Once the cut has been made and the rooting gel applied, the cutting will need to be planted into its growth medium. It is advised to make a large enough hole in the medium so that the cutting can be planted without having the gel removed or scraped from the stem in the process. Once planted, secure the cutting in place by pressing the medium around the stem. If an Aeroponics Propagator is used, simply place the cutting with rooting hormone into the system and begin the rooting process.
So your cutting has been planted into your desired medium and is ready to go into its rooting area. A humidity dome is used to maintain a constantly humid environment and to prevent your medium from drying out. A Digital Hygrometer can be used at this point to monitor humidity levels. If needed a heating mat can be used to create warmth from below and a simple vegetative plant light can be used to create just enough light from above. If larger horticultural lights are to be used, it is advised to keep the light source some distance away as too much light will cause the cuttings to start converting light to energy instead of focusing on root development. Without a root system the only nourishment your cuttings can get at this point is through its leaves. This is why it is so important to maintain a humid environment right up until roots emerge from the bottom and/or sides of your medium. Once roots emerge from cuttings they should be treated as any other plant and can start feeding from the roots again. The best light cycle for rooting cuttings is generally 18 hours of light and 6 hours of darkness. Do not supply cuttings with 24 hours of light without any dark periods because this has shown to slow the rooting process down as plants root best with a sufficient dark period each day. After the cuttings have successfully rooted, they can be transplanted into their respective growing systems where they will develop a full sized root mass and grow into thriving adult plants.

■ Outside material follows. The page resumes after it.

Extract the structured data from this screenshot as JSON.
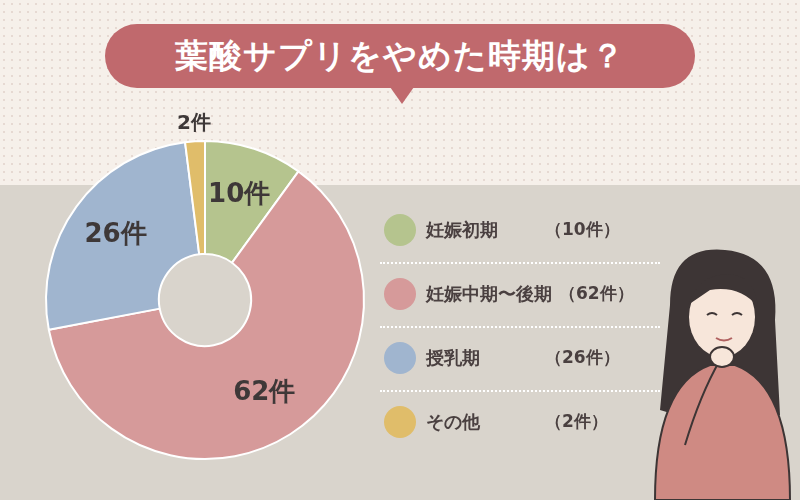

Tips for successfully rooting cuttings
- Mist cuttings daily inside the humidity dome. This will ensure that the humidity levels inside the propagator remain high and will also provide nourishment for the rootless cuttings.
- Keep humidity levels above 90%.
- Use a “cool” spectrum CFL light on 18/6 light cycle which can placed a few centimeter above the propagation dome.
- Maintain a good root zone temperature of 22 – 26ºC, use a heat mat if necessary.
- Replace the humid air in the propagator once a day by removing the lid of the propagator, mist plants and replace lid.
- Do not let your cuttings medium dry out, water with distilled water as required.
- Use gel rooting hormone instead of powder.
- Take more cuttings than you actually need.
- Plant Markers can be used to label your clones.
- Once cuttings root, remove from the propagator and re-plant as soon as possible. High humidity environments will cause plants that have rooted to develop algae/bacteria.